Но до того, как он успел ответить, Пенфолд постучал и заглянул в комнату, помахивая листком бумаги. Данз извинился и вышел.
— Это заключение эксперта о том платке, — сказал Пенфолд. — Кровь принадлежит животному, совершенно точно, так что теперь нам остается только немного нажать на Маддокса. Не так ли?
— У меня уже нет желания пытаться, — сказал Данз.
— Думаете, он невиновен, сэр?
— Не знаю. Во всяком случае, у меня такое чувство. Его нелегко расколоть.
— И еще кое-что, — сказал Пенфолд. — Блекмор вернулся из Скоута. Он говорит, что уже слишком темно, чтобы можно было разглядеть что-то. Он готов держать пари и поставить последний пенни, что в этом лесу больше ничего не найдешь.
— Это все решает.
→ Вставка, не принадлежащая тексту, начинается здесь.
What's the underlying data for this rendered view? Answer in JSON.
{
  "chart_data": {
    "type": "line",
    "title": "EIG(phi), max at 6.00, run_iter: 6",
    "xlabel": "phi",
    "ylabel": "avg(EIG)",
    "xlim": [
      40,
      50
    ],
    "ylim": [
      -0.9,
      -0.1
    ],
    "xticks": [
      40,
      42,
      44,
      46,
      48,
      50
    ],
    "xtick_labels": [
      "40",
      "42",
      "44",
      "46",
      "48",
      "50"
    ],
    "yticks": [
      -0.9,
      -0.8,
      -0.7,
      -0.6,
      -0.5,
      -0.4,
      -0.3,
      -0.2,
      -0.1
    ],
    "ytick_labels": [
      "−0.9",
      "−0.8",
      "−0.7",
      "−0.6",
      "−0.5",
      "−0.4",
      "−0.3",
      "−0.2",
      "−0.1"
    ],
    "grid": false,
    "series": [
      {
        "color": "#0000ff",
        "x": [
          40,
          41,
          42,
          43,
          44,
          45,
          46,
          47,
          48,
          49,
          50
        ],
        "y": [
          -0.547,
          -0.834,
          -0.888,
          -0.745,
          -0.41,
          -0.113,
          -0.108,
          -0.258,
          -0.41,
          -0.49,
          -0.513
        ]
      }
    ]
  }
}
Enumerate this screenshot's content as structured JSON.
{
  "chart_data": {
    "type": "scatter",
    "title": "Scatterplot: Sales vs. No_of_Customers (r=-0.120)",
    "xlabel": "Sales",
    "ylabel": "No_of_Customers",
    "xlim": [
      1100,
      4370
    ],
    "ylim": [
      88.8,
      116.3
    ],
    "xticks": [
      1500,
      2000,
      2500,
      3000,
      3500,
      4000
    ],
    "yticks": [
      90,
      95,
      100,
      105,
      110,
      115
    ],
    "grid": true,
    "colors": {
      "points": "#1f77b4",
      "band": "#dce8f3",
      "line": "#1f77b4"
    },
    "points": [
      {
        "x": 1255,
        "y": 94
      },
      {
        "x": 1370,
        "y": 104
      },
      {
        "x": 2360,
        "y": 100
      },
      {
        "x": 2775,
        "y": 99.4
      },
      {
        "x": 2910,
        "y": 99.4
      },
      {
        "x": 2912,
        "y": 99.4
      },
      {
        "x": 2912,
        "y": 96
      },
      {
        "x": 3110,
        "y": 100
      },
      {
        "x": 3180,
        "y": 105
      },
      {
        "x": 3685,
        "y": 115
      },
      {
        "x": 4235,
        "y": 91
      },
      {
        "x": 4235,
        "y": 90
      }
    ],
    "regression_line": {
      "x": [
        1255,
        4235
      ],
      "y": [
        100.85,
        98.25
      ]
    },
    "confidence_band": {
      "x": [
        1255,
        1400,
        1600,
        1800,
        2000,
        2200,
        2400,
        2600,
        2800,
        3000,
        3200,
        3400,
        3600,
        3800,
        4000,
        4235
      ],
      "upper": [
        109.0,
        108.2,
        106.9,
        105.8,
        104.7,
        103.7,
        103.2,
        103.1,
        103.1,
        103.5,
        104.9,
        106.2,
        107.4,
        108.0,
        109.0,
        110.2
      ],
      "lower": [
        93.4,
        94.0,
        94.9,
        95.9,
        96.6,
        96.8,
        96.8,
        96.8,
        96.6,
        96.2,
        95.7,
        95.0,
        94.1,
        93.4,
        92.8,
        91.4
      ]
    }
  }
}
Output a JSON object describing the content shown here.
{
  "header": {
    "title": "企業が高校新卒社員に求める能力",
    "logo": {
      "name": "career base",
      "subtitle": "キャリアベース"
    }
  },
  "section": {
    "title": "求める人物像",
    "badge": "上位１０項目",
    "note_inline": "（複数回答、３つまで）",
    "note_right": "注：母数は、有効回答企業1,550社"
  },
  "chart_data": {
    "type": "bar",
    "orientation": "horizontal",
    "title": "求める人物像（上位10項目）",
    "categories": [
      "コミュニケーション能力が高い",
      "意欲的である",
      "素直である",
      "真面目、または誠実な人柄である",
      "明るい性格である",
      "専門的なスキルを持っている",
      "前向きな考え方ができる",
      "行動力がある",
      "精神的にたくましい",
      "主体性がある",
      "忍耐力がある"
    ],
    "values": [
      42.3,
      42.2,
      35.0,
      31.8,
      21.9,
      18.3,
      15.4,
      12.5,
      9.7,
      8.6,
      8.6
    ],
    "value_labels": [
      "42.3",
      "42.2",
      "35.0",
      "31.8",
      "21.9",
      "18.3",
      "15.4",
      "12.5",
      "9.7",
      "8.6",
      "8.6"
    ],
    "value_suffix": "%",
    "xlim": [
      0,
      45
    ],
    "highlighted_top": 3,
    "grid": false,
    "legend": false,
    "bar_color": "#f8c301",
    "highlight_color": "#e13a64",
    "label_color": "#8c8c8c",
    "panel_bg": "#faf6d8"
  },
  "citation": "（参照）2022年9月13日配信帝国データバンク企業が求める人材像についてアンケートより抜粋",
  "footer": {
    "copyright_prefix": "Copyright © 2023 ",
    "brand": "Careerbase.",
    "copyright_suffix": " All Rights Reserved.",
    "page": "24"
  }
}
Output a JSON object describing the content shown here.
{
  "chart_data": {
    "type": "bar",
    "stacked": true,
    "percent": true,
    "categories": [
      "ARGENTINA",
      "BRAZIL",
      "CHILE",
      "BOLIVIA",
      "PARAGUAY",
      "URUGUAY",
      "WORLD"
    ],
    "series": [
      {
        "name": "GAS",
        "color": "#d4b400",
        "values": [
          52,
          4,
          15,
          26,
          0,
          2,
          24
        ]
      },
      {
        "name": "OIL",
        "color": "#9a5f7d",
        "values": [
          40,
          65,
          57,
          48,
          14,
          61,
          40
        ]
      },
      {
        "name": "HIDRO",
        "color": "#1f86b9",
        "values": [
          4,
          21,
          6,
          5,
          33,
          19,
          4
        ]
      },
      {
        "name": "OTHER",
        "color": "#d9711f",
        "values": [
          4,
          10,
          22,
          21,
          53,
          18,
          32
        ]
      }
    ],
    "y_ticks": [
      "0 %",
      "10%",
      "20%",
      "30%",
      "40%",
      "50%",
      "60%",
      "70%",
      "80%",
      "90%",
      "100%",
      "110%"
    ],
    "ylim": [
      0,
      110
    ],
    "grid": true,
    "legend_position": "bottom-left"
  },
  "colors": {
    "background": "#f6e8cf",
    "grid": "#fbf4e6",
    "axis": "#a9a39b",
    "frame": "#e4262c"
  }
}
Скажу его сестре, что может забирать его домой.
Спустя несколько минут Том с Бетони шли по коридору к выходу. Метью Престон встал со своего места. Он проводил их взглядом и крикнул Данзу:
— Вы его отпускаете? Моему отцу это не понравится! Я думал, вы собираетесь арестовать его за убийство.
— Против вашего шурина нет никаких доказательств и улик, — ответил Данз, — и можете передать отцу, что я это сказал.
— Я ему все передам, но он этого так не оставит! Он просто крышу разнесет, когда узнает!
Метью выбежал на улицу, оставив стеклянную дверь болтающейся, и было слышно, как он уехал на своем мотоцикле. Когда Бетони вышла, ведя Тома по ступеням, пони с бричкой уже стояли на дороге, и полицейский, ждавший их, зажег оба фонаря. Небо было совсем темное, но дождик пошел немного сильнее.
— Хорошо пахнет, — сказал Том, когда они отъехали. — Я думал, что задохнусь там. — Немного погодя он сказал: — Не понимаю, что же с твоей свадьбой. Не понимаю.
— Это совершенно ясно, — сказала Бетони. — Ее отложили на другой день. Такие вещи иногда случаются, знаешь ли. В этом нет ничего невероятного.
Пока они ехали домой, сумерки стали ночью, хотя было не позже шести часов. Том молчал, сидя сгорбившись позади нее, и когда бы она ни обернулась посмотреть на него, лицо его в свете фонарей выглядело усталым, а глаза беспокойными.